Rubina Leal enaltece o contributo dos emigrantes na abertura da maior celebração da comunidade portuguesa
A presidente da Assembleia Legislativa da Região Autónoma da Madeira participou na cerimónia de abertura da Festa do Santíssimo Sacramento, em New Bedford, organizada pelo clube madeirense, que arrancou com o hastear das bandeiras, assinalando o início oficial daquela que é considerada a maior celebração da cultura portuguesa realizada fora de Portugal.
Na sua intervenção, Rubina Leal agradeceu o trabalho dos organizadores, patrocinadores e voluntários que, ao longo de décadas, têm assegurado a continuidade desta celebração. A presidente destacou o significado particularmente simbólico da edição deste ano, que coincide com os 250 anos da independência dos Estados Unidos da América, os 110 anos do clube madeirense do Santíssimo Sacramento e os 50 anos da Autonomia da Região Autónoma da Madeira, considerando que estas efemérides reforçam os laços históricos que unem a Madeira, Portugal e a comunidade luso-americana.

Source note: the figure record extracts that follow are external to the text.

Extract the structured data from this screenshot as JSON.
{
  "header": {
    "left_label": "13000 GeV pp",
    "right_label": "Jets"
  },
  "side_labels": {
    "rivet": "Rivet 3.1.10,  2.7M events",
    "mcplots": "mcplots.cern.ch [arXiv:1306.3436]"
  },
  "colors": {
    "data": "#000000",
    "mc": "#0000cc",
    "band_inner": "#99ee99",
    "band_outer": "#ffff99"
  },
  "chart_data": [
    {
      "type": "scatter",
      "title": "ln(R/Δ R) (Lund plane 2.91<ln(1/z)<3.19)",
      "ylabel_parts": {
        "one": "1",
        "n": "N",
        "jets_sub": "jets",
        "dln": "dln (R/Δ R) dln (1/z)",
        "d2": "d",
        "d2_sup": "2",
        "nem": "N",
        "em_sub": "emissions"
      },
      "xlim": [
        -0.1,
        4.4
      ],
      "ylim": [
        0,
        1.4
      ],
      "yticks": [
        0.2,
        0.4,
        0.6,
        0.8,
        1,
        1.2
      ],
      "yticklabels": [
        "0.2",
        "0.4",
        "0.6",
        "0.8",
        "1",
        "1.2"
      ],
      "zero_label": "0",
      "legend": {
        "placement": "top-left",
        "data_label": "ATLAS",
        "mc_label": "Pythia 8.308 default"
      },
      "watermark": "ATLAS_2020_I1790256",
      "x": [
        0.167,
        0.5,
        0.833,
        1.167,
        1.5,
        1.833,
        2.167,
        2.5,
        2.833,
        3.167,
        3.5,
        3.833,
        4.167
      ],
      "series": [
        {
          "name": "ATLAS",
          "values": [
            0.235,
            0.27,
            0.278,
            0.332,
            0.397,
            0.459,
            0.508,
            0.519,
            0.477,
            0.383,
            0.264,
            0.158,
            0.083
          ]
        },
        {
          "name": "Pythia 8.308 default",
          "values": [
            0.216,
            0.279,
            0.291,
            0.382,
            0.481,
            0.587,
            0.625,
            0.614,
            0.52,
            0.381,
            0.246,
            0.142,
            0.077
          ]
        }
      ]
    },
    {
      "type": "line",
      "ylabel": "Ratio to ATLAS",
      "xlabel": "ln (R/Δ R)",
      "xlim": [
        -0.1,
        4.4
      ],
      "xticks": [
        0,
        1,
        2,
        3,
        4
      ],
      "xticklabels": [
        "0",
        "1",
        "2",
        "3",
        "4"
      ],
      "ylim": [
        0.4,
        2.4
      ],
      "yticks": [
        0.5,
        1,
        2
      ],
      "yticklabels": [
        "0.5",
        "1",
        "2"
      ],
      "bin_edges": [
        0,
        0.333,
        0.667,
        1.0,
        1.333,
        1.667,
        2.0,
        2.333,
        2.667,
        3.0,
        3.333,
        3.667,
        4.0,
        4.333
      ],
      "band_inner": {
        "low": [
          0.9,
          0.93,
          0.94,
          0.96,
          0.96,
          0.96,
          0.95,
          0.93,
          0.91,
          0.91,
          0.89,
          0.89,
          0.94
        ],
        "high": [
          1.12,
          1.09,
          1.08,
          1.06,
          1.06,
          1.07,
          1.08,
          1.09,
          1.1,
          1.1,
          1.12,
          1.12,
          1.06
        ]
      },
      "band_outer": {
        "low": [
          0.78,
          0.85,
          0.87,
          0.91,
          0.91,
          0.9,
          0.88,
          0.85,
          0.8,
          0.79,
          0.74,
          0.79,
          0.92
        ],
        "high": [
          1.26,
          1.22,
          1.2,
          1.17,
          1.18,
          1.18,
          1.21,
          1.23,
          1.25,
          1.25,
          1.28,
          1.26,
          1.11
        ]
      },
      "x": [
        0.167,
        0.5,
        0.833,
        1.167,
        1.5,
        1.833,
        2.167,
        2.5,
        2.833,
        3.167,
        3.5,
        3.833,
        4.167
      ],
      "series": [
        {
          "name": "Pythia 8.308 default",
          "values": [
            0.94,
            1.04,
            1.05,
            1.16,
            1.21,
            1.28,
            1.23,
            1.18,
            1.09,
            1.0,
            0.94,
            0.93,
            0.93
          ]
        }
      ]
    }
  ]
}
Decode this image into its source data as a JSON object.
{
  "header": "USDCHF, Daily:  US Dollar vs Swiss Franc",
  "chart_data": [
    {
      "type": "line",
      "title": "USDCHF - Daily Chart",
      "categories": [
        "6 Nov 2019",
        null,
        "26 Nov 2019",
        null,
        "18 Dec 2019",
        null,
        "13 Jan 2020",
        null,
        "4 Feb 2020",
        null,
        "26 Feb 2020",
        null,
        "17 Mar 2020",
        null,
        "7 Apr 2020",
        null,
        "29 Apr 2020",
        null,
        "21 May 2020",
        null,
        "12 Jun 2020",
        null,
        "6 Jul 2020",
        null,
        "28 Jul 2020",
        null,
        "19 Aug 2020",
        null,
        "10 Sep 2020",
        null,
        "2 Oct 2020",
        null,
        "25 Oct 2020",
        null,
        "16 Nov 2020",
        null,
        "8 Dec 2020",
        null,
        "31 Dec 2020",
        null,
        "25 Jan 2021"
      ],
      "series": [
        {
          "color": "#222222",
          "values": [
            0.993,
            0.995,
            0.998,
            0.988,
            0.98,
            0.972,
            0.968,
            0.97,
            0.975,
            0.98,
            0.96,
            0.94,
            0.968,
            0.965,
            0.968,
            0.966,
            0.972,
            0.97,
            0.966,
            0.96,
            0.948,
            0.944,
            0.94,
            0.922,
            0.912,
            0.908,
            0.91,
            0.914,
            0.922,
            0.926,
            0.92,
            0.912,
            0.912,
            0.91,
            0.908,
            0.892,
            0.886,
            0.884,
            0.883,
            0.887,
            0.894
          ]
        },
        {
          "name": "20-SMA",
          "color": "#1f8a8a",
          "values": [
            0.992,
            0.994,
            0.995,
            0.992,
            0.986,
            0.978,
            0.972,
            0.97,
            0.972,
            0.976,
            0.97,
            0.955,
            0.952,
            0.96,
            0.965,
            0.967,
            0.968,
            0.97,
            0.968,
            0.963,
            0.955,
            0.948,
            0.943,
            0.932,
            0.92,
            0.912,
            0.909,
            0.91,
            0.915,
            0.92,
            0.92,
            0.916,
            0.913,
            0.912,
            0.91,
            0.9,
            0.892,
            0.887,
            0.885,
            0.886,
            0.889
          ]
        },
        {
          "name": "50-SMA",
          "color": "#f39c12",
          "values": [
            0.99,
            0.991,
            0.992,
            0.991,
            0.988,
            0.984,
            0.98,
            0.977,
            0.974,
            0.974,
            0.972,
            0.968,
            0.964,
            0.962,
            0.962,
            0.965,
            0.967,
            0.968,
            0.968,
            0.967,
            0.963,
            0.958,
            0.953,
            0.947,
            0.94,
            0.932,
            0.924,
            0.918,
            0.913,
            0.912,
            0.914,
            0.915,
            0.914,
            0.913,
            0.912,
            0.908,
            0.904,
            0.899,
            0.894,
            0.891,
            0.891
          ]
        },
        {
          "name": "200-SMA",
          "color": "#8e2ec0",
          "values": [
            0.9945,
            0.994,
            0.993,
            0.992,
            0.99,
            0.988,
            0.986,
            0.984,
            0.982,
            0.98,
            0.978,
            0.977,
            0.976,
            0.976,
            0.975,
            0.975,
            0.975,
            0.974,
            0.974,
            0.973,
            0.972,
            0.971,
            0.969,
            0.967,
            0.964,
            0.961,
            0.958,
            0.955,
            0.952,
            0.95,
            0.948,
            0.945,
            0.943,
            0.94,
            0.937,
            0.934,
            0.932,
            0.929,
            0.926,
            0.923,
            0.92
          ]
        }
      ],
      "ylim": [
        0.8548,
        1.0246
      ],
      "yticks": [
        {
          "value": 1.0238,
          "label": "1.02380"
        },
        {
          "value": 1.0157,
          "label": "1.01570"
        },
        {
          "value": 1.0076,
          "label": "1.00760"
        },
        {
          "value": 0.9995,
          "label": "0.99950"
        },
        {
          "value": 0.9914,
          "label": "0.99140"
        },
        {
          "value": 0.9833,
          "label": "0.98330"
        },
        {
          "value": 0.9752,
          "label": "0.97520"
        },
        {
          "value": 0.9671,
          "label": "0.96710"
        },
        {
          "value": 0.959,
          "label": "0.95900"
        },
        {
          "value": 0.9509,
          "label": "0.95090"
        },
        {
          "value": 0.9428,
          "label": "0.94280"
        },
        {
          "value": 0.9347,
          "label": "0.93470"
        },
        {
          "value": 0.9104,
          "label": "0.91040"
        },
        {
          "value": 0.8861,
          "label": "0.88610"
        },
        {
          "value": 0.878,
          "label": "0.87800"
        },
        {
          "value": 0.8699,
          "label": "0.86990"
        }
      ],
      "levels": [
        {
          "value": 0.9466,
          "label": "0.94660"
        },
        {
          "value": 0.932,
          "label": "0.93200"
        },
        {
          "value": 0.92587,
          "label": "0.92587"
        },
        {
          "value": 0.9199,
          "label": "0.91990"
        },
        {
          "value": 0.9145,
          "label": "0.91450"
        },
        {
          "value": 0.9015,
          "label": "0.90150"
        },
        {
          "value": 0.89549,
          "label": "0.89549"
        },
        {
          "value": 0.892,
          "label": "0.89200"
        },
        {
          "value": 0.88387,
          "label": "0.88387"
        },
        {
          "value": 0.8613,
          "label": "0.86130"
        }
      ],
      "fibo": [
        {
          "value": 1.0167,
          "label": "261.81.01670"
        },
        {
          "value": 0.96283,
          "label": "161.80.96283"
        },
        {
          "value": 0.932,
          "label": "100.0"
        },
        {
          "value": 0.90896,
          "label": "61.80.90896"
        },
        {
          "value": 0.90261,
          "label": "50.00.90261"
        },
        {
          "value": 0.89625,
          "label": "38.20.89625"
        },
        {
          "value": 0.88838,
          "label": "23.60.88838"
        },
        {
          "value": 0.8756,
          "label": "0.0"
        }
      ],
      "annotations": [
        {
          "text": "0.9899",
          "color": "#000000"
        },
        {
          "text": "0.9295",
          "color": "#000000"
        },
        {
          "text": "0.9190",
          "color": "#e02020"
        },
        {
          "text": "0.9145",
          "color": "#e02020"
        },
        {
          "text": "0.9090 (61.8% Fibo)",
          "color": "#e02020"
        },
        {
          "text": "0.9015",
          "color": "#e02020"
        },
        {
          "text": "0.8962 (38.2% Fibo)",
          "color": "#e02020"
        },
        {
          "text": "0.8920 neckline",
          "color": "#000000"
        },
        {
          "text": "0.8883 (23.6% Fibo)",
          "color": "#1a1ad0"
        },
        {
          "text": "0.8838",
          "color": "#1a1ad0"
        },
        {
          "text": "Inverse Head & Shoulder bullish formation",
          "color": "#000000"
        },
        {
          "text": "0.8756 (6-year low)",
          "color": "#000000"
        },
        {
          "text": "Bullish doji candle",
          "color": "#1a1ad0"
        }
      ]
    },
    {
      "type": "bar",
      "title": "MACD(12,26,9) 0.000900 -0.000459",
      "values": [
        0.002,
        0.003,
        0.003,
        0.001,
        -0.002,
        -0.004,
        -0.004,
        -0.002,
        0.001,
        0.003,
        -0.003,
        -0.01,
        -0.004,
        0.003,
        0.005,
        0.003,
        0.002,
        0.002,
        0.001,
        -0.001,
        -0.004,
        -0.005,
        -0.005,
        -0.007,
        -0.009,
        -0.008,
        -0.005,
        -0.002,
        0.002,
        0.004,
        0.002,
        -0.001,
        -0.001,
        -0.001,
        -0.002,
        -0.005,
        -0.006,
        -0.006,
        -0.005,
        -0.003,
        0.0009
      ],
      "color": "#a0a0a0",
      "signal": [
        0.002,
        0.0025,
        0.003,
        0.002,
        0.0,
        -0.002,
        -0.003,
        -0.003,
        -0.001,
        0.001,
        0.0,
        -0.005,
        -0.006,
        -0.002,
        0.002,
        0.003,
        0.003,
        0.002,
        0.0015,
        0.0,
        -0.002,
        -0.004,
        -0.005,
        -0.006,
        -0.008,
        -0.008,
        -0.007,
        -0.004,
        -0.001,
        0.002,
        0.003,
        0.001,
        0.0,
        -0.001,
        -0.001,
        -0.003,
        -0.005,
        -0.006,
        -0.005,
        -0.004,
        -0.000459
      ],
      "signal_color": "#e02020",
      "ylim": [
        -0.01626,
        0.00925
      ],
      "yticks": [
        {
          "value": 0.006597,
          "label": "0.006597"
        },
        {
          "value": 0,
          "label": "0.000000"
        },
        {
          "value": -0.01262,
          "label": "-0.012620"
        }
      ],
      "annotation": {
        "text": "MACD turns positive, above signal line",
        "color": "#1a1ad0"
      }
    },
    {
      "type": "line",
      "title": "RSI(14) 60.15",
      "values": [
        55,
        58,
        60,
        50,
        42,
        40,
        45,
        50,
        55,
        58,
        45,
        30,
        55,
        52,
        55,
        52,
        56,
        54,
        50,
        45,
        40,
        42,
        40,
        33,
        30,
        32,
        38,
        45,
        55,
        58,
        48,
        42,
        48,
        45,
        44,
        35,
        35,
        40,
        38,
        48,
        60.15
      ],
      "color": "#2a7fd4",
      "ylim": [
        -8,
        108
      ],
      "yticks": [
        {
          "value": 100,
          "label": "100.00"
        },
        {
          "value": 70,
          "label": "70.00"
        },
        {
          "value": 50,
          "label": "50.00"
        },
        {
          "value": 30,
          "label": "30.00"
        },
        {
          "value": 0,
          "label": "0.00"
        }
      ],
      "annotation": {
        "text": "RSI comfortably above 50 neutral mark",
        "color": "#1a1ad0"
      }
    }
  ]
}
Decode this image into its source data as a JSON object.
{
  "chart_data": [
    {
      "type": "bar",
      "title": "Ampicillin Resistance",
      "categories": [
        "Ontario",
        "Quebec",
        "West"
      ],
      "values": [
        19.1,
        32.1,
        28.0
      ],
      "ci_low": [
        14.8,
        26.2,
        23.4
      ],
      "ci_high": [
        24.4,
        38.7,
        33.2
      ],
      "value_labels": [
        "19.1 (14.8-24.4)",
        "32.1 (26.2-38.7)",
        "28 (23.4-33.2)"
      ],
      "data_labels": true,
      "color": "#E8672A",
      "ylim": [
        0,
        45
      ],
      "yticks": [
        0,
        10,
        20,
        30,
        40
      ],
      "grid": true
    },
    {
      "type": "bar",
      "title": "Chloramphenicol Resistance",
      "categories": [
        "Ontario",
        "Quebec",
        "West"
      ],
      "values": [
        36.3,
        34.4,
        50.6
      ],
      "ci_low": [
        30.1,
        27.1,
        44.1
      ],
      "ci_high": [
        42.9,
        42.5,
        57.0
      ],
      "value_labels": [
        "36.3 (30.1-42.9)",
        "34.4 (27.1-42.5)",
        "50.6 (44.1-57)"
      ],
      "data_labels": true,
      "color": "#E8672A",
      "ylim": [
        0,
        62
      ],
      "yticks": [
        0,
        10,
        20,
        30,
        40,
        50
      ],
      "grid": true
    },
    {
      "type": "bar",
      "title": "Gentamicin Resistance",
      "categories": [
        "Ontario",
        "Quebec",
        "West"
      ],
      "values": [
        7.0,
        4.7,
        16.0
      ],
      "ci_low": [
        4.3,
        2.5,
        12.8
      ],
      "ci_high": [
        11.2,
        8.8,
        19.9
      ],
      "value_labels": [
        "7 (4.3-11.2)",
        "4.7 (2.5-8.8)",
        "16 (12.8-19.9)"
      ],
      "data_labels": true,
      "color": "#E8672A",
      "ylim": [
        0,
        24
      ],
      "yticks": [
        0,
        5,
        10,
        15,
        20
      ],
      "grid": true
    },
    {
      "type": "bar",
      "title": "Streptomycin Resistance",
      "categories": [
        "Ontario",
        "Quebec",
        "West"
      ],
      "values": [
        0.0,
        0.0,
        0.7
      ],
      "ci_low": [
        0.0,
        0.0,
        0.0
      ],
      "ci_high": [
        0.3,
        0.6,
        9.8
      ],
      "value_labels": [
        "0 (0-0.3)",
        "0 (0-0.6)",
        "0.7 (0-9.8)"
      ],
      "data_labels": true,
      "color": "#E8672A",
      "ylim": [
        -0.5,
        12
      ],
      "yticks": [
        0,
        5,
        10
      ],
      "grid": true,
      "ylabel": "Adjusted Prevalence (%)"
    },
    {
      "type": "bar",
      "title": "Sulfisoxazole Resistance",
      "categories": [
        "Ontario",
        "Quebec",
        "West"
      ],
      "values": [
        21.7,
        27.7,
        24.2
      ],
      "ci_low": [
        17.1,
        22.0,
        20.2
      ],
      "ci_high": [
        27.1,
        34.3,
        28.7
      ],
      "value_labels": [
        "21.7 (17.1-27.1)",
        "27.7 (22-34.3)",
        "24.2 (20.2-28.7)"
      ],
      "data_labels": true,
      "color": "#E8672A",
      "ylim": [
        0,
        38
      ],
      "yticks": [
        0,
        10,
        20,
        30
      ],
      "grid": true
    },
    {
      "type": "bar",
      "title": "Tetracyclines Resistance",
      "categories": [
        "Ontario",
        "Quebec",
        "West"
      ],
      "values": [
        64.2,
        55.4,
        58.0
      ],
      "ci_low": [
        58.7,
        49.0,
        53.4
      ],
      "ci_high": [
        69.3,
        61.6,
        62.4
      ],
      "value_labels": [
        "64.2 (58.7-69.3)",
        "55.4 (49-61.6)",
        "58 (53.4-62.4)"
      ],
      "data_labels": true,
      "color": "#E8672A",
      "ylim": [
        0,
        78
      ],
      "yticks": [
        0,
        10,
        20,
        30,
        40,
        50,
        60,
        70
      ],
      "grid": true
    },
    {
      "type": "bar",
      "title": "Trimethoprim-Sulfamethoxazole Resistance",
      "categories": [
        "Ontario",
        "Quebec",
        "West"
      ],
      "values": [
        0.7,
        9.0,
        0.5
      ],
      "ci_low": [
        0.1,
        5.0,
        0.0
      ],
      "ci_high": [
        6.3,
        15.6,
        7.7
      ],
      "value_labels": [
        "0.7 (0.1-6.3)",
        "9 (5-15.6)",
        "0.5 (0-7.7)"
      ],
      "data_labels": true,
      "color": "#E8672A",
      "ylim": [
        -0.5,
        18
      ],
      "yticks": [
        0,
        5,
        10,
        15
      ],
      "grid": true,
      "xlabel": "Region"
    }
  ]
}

A presidente afirmou que a Festa do Santíssimo Sacramento representa um testemunho da capacidade das comunidades portuguesas, e da madeirense em particular, para preservar e transmitir o seu património cultural além-fronteiras. Nesta ocasião, sublinhou ainda que a língua, a fé, os costumes e o sentimento de pertença continuam vivos graças ao empenho de sucessivas gerações de emigrantes, que souberam construir uma comunidade respeitada sem nunca perder a ligação às suas origens.
Rubina Leal prestou homenagem aos quatro fundadores da festa — Manuel Agrela, Manuel Coutinho, Manuel Sardinha Duarte e Manuel Gomes Sebastião, todos oriundos da Calheta, salientando que a visão e a determinação destes pioneiros permitiram criar uma celebração que, mais de um século depois, continua a reunir milhares de pessoas. Defendeu que honrar o legado dos “quatro Manuéis” passa por assegurar que esta tradição permaneça viva e continue a unir as novas gerações.
A encerrar a sua intervenção, a presidente da Assembleia Legislativa reafirmou que a Madeira acompanha com orgulho o percurso das suas comunidades espalhadas pelo mundo, assegurando que os madeirenses residentes no estrangeiro e os seus descendentes continuam a ser parte integrante da identidade da Região. “A Madeira nunca esquece as suas comunidades”, afirmou, deixando uma mensagem de reconhecimento pelo contributo que a diáspora continua a dar à afirmação da Madeira e de Portugal.